À mon humble avis, cette analyse de l’historique et du contexte de la Convention est plus utile pour trancher la question qui nous occupe que ne l’était l’analyse que l’on trouve dans l’arrêt Chan, laquelle reposait sur des éléments de preuve internes propres à la Loi sur l’immigration. Hormis le fait qu’elle exigeait que l’on interpole plusieurs mots dans l’article 1Fb) pour en restreindre le sens par ailleurs évident, l’analyse de l’arrêt Chan reposait sur la prémisse que la Convention devait être interprétée de manière à donner un sens à la Loi sur l’immigration du Canada, ce qui est une proposition discutable.

 

[16]           Je conclus donc que, même si le demandeur devait être considéré comme ayant purgé sa peine aux États-Unis, la Commission a quand même eu raison de l’exclure en vertu de l’article 1Fb). En tirant cette conclusion, je reconnais que la jurisprudence est contradictoire sur cette question, tant à la Cour fédérale qu’à la Cour d’appel fédérale et je vais en tenir compte lorsqu’il s’agira de certifier des questions.

 

Conclusion

[17]           Je vais donc rejeter la demande de contrôle judiciaire. J’en arrive à cette décision en premier lieu parce que le demandeur ne conteste pas la conclusion de la Commission suivant laquelle il n’a ni la qualité de réfugié ni celle de personne à protéger. Il ne m’est en conséquence pas loisible d’annuler cette partie de la décision et il serait inutile de renvoyer l’affaire à la Commission pour qu’elle la réexamine. Quant à la décision prise par la Commission au sujet de l’exclusion du demandeur, pour les motifs que j’ai exposés, j’estime que cette décision est raisonnable et, si la norme de contrôle applicable était celle de la décision correcte, je conclurais également que la décision de la Commission est bien fondée sur ce point.

 

[18]           À la clôture des débats, l’avocat du demandeur m’a demandé de certifier les mêmes questions que celles qui ont été certifiées dans l’affaire Husin c. Canada (Ministre de la Citoyenneté et de l’Immigration), [2006] A.C.F. no 1823, et auxquelles il n’a pas été répondu parce que ce jugement n’a jamais été porté en appel. Ces questions étaient ainsi formulées :

1.         Le fait d’avoir purgé une peine pour un crime grave avant d’arriver au Canada permet‑il à l’intéressé d’échapper à l’application de la section F de l’article premier de la Convention?

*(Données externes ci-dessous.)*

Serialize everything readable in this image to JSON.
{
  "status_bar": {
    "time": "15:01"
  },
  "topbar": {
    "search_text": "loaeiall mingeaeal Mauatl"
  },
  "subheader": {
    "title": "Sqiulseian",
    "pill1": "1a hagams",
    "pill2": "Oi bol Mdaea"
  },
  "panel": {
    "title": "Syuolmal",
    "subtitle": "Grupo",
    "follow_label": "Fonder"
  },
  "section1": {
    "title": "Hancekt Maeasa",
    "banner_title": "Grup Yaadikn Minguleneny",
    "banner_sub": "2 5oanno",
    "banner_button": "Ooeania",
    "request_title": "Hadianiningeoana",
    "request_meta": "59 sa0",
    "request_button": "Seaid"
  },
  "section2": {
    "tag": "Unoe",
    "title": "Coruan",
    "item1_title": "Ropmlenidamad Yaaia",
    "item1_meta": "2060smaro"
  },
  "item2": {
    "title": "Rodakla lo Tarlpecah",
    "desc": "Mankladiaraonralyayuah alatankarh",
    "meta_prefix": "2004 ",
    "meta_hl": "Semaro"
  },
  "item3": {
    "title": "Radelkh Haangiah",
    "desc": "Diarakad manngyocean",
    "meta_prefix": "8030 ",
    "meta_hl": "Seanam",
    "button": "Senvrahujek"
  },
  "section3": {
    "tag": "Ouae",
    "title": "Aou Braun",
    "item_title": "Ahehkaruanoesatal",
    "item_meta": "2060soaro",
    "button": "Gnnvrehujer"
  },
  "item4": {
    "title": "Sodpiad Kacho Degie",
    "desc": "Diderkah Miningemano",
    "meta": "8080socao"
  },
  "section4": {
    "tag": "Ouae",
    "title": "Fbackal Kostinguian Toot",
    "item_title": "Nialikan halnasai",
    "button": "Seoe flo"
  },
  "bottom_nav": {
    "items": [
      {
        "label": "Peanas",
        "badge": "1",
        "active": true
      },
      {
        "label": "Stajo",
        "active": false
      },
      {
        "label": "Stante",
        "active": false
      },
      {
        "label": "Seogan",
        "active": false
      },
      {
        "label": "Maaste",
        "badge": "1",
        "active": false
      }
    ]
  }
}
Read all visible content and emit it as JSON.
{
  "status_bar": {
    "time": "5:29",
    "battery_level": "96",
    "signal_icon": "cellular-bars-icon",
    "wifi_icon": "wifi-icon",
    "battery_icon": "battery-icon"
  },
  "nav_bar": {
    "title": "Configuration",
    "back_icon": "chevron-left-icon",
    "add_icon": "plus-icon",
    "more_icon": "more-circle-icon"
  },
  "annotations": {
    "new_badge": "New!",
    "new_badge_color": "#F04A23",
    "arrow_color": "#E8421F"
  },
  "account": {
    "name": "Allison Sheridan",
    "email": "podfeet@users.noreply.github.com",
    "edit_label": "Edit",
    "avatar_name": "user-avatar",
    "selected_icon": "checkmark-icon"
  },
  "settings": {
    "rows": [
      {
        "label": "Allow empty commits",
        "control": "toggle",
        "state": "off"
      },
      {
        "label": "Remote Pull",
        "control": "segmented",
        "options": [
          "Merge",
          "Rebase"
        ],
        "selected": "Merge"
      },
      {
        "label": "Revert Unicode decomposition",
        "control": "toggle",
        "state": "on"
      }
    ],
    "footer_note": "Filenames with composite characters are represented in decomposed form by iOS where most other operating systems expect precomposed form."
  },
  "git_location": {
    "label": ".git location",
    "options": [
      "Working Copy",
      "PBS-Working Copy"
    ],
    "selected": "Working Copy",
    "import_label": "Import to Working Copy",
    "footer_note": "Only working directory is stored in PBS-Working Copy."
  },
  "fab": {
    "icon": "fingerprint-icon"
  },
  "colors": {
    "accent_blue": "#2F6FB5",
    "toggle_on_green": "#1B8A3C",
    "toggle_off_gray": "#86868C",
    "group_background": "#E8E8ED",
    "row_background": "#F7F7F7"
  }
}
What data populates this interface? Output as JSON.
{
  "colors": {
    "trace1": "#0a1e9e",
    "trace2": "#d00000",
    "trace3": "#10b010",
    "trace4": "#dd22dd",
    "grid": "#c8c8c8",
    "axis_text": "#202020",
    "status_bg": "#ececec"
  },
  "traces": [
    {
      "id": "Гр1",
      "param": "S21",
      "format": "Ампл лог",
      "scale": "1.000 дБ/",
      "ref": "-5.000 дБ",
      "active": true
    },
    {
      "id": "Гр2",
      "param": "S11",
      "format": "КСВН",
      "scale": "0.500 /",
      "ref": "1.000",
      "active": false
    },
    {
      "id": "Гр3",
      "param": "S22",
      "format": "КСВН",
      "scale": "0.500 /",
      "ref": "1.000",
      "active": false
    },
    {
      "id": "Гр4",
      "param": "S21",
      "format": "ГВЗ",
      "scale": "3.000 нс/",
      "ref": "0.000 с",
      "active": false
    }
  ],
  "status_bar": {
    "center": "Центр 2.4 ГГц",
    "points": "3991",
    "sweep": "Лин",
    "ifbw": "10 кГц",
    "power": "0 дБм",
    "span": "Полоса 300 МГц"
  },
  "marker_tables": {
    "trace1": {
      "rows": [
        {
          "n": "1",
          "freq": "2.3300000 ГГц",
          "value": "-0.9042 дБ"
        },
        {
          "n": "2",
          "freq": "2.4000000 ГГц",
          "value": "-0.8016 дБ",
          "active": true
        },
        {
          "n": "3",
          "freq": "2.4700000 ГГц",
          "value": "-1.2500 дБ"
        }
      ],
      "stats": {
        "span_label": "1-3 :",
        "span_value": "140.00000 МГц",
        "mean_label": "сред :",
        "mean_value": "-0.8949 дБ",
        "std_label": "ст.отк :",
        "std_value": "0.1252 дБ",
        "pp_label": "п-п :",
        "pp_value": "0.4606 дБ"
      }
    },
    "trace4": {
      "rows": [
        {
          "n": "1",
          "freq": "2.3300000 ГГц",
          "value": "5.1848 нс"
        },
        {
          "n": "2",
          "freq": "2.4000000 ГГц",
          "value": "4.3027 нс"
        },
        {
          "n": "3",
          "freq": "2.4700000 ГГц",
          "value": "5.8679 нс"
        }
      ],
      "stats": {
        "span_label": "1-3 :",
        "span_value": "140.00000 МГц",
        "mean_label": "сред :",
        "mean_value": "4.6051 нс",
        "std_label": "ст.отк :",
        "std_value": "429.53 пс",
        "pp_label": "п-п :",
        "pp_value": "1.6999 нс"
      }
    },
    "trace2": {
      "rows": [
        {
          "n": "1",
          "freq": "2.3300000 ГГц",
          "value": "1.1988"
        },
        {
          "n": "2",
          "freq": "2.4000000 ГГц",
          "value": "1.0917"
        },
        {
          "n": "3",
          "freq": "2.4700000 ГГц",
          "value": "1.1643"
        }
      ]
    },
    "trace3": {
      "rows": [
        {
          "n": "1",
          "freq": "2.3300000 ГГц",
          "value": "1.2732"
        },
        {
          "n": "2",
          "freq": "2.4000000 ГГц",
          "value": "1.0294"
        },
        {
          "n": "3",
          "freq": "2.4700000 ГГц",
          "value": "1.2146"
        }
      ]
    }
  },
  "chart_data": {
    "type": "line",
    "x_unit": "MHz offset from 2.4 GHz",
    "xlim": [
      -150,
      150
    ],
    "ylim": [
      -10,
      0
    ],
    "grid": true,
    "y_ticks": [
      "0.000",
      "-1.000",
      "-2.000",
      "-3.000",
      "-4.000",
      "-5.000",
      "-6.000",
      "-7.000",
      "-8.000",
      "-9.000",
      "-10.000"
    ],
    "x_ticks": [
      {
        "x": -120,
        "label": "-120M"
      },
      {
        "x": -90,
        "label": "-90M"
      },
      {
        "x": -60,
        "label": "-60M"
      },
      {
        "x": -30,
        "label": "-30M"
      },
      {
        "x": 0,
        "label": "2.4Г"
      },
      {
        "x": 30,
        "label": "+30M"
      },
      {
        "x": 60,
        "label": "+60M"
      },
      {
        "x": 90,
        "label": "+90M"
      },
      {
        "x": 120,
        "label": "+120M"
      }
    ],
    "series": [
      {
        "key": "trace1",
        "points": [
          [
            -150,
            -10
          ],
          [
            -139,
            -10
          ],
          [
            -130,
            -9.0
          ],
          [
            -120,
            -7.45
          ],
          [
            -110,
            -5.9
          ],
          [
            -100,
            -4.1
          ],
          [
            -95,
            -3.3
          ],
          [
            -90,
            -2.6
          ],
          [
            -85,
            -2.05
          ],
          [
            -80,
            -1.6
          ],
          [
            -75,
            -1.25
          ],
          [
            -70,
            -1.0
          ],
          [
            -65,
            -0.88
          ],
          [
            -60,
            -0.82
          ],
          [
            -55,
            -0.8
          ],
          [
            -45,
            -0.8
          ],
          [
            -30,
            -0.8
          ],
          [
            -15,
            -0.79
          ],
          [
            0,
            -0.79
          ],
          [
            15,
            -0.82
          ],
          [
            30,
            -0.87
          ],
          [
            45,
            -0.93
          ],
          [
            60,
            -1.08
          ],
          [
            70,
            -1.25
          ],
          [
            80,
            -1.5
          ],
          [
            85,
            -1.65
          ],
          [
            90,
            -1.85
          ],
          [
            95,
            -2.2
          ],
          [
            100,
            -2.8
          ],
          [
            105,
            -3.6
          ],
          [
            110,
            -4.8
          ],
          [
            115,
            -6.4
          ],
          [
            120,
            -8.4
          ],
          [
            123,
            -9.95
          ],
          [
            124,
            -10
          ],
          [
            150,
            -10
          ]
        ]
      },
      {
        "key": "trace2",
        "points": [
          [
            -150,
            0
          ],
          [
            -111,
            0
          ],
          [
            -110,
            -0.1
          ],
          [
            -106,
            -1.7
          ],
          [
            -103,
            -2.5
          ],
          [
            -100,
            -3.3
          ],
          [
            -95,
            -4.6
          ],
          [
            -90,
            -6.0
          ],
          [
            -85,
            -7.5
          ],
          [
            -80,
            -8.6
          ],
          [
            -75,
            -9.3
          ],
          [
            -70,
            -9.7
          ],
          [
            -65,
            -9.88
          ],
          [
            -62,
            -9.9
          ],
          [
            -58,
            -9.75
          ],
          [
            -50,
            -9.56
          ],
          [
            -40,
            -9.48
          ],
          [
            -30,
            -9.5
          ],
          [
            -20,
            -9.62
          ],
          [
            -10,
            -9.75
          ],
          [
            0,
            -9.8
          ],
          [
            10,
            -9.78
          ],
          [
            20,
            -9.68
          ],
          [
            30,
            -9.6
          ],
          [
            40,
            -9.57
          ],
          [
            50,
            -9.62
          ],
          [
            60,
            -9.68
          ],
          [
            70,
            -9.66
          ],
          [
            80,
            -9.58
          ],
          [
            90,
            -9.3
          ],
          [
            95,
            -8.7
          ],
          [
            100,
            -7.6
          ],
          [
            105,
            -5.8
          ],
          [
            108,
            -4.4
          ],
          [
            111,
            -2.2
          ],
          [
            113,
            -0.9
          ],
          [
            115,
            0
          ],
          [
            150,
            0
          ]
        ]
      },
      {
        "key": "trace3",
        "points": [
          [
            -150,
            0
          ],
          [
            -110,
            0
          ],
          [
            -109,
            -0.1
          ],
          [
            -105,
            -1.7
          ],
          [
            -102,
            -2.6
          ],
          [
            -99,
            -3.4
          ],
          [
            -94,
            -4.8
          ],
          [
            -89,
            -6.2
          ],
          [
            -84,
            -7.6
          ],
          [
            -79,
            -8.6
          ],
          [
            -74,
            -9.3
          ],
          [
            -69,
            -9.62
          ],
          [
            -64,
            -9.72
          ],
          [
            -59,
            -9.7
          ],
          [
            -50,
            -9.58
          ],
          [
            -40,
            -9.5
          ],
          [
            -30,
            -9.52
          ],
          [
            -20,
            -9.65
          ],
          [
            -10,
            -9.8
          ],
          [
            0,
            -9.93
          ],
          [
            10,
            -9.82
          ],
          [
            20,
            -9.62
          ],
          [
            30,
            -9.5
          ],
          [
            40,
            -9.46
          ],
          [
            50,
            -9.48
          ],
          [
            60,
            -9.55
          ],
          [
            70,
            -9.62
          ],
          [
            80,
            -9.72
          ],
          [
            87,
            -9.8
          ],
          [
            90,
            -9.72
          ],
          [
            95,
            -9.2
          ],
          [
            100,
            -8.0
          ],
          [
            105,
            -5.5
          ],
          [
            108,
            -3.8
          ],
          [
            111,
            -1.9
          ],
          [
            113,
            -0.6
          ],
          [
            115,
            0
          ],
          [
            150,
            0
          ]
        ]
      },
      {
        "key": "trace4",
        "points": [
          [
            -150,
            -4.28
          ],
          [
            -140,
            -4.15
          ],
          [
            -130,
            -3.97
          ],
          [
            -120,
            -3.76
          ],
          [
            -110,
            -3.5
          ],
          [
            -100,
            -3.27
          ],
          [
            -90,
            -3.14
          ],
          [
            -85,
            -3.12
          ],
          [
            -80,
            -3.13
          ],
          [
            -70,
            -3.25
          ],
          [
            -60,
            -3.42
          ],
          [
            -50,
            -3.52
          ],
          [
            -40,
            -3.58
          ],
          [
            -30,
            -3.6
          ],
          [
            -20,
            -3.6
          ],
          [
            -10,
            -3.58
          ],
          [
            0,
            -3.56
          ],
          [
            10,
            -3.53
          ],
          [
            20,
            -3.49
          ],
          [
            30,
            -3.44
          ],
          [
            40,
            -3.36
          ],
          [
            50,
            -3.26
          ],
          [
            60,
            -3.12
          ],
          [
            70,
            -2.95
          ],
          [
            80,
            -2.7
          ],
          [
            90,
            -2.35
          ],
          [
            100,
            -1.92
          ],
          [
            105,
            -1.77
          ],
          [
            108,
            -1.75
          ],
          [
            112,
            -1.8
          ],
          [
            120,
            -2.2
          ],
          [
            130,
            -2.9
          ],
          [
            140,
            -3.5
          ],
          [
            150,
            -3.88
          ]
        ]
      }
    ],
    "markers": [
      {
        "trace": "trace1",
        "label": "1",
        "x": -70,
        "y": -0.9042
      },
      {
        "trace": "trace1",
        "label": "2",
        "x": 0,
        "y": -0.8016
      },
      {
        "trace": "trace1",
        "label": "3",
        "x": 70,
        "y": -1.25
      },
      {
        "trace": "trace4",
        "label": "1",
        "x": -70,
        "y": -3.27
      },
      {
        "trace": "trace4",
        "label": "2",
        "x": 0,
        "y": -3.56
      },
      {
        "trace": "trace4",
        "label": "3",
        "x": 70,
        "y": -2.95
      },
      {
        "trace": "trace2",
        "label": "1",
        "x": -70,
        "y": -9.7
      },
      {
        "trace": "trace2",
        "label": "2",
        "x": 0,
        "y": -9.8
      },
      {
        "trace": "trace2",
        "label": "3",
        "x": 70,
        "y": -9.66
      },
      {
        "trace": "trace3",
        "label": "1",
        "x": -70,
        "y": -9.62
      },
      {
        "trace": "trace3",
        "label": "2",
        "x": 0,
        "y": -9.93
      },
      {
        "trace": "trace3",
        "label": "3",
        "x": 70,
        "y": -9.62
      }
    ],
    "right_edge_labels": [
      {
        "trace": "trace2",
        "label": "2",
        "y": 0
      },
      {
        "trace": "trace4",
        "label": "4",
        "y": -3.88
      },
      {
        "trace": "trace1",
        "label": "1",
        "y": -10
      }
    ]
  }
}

2.         Si la réponse à la question 1 est affirmative, quand et dans quelles conditions une peine est‑elle réputée purgée, et en particulier peut‑elle être réputée purgée par l’effet d’une mesure d’expulsion?

L’avocat du défendeur affirme que, si je conclus que le demandeur n’avait pas fini de purger sa peine, il est inutile de faire certifier ces questions. Il ajoute que c’est de son plein gré que le demandeur a quitté les États-Unis et qu’il ne s’agissait pas d’une « expulsion ». Malheureusement, le dossier ne permet pas de savoir avec certitude dans quelles circonstances le demandeur a quitté les États-Unis. Dans sa décision, la Commission explique qu’après avoir fini de purger sa peine d’emprisonnement, le demandeur [traduction] « a été convoqué à une audience en matière d’immigration et a reçu l’ordre de quitter de son plein gré les États-Unis au plus tard en octobre 2004. Le demandeur d’asile est entré au Canada à Windsor, en Ontario, le 5 juillet 2004 […] ». Suivant le mémoire du demandeur, [traduction] « moins de deux mois après le début de sa période de probation, les autorités américaines de l’immigration ont donné l’ordre au demandeur de quitter les États-Unis en sachant qu’il était en probation ». Suivant ce que je comprends du dossier, le demandeur s’est vu offrir la possibilité de quitter de son plein gré, à défaut de quoi il serait expulsé s’il n’avait pas quitté le sol américain au plus tard en octobre 2004. Son départ des États‑Unis avant d’avoir terminé sa période de probation doit par conséquent être considéré comme involontaire. Je vais donc restreindre quelque peu la portée des questions pour la limiter aux faits de la présente affaire. Je vais donc certifier les questions suivantes :

1.         Le fait d’avoir purgé une peine pour un crime grave avant d’arriver au Canada permet‑il à l’intéressé d’échapper à l’application de l’article 1Fb) de la Convention?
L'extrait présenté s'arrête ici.